Ci si limiterà in questa sede ad alcune considerazioni primarie. Le molte persone che seguono questo blog sanno già che l'economia cinese e il suo rapporto con l'economia mondiale non sono il primario campo di competenza di chi scrive. Mentre da molti anni ormai tutta la concentrazione si è venuta focalizzando sul Partito come motore immobile della politica interna ed internazionale cinese. Quindi sarà su quello che si conosce meglio che verranno fatte le prime valutazioni. Con una premessa. Chi avesse la ventura di andare a leggere i rapporti post congresso del 2002, 2007 e 2012 si misurerebbe con una lunghissima lista di esperti i cui commenti sono stati ribaltati nemmeno sei mesi dopo la chiusura dl congresso che avevano analizzato. Il caso più clamoroso fu certamente il congresso del 2002 quando molti, per altro valenti, esperti ancora attivi sul campo annunciarono che Jiang Zimin si era ritirato dal potere ma che i giovani arrivati Hu Jintao e Wen Jiabao erano di fatto sotto la sua tutela e dovevano intendersi come leader deboli per consentire a Jiang di continuare a governare. Si erano sprecati confronti con Deng Xiaoping e Mao, capaci di reggere il partito  anche dietro le quinte. 

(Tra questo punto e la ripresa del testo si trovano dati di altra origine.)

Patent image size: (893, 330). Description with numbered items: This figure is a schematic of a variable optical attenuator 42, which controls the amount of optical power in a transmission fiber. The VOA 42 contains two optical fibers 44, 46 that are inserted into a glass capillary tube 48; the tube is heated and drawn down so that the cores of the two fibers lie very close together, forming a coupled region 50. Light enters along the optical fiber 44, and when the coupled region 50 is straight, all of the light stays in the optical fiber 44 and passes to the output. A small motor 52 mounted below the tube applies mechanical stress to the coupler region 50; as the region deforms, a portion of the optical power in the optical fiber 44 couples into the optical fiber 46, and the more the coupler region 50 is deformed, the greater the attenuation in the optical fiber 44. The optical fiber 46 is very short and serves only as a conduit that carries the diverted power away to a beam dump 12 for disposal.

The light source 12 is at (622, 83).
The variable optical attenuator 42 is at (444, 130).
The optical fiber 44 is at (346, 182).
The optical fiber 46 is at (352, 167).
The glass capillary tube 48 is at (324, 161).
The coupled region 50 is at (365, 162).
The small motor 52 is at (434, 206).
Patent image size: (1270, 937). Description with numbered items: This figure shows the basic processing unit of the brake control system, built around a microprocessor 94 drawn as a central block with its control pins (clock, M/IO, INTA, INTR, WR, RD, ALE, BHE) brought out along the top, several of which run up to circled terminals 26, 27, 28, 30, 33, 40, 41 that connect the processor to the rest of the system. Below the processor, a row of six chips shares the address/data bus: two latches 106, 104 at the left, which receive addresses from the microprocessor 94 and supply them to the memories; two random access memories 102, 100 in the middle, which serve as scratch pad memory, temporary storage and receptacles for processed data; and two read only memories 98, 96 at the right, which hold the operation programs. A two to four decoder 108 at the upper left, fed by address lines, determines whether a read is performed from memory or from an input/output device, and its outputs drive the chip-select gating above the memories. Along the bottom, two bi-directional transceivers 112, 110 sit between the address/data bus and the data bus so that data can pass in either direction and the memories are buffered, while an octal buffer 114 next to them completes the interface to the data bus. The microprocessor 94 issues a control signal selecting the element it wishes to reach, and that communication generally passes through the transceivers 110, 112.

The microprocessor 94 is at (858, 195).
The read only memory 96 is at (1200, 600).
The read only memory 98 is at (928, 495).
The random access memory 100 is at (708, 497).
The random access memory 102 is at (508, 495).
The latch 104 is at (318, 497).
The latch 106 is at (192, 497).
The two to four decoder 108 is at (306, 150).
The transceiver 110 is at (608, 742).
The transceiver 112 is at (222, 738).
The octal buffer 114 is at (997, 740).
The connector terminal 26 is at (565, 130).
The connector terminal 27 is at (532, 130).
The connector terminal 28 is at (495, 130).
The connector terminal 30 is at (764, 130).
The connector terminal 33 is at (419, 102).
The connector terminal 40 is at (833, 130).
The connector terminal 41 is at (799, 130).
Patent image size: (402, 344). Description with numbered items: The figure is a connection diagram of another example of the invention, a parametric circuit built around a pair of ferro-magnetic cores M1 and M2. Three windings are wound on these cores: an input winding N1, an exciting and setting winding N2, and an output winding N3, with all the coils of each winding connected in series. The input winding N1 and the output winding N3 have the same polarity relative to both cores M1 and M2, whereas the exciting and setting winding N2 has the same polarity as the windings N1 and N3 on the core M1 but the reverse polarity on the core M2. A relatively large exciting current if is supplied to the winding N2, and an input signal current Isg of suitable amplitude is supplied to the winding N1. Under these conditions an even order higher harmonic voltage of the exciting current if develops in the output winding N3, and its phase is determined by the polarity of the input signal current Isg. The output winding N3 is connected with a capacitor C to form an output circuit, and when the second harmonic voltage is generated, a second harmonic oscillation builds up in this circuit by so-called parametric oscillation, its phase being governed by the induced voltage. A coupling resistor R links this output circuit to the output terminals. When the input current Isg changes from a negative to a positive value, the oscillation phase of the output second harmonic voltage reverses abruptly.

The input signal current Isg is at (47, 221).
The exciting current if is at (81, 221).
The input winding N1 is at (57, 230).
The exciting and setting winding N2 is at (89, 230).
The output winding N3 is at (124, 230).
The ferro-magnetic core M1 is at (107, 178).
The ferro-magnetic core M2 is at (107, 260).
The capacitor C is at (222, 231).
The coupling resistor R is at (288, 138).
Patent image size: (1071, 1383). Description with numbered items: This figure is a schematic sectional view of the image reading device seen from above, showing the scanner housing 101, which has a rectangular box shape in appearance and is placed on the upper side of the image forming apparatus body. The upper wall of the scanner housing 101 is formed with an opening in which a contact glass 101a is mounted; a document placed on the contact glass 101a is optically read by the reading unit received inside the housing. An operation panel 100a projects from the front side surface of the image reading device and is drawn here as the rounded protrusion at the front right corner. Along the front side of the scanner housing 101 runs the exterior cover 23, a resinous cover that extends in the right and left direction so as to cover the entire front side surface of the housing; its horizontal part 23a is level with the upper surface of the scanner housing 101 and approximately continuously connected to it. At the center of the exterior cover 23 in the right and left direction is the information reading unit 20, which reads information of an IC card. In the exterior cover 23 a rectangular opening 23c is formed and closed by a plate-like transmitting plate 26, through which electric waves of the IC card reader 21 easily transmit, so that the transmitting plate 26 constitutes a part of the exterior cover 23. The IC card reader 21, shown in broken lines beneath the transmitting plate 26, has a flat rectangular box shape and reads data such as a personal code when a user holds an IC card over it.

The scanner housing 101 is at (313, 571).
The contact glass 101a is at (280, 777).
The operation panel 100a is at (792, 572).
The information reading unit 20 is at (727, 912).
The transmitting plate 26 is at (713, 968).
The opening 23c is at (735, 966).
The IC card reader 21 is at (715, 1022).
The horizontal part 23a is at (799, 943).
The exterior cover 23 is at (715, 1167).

Nel giugno del 2003 tutta la restante forza politica - diretta e indiretta - di Jiang Zimin era stata completamente rimossa dal partito. I ‘deboli' Hu Jintao e Wen Jiabao si rivelarono chirurgici e abili: una squadra navigata e esperta che allontanò dal potere politico quel gruppo di Shanghai che - a detta di tanti - era riuscito vincitore dal congresso.

Dunque prudenza, molta, se non si vuole fare la stessa fine.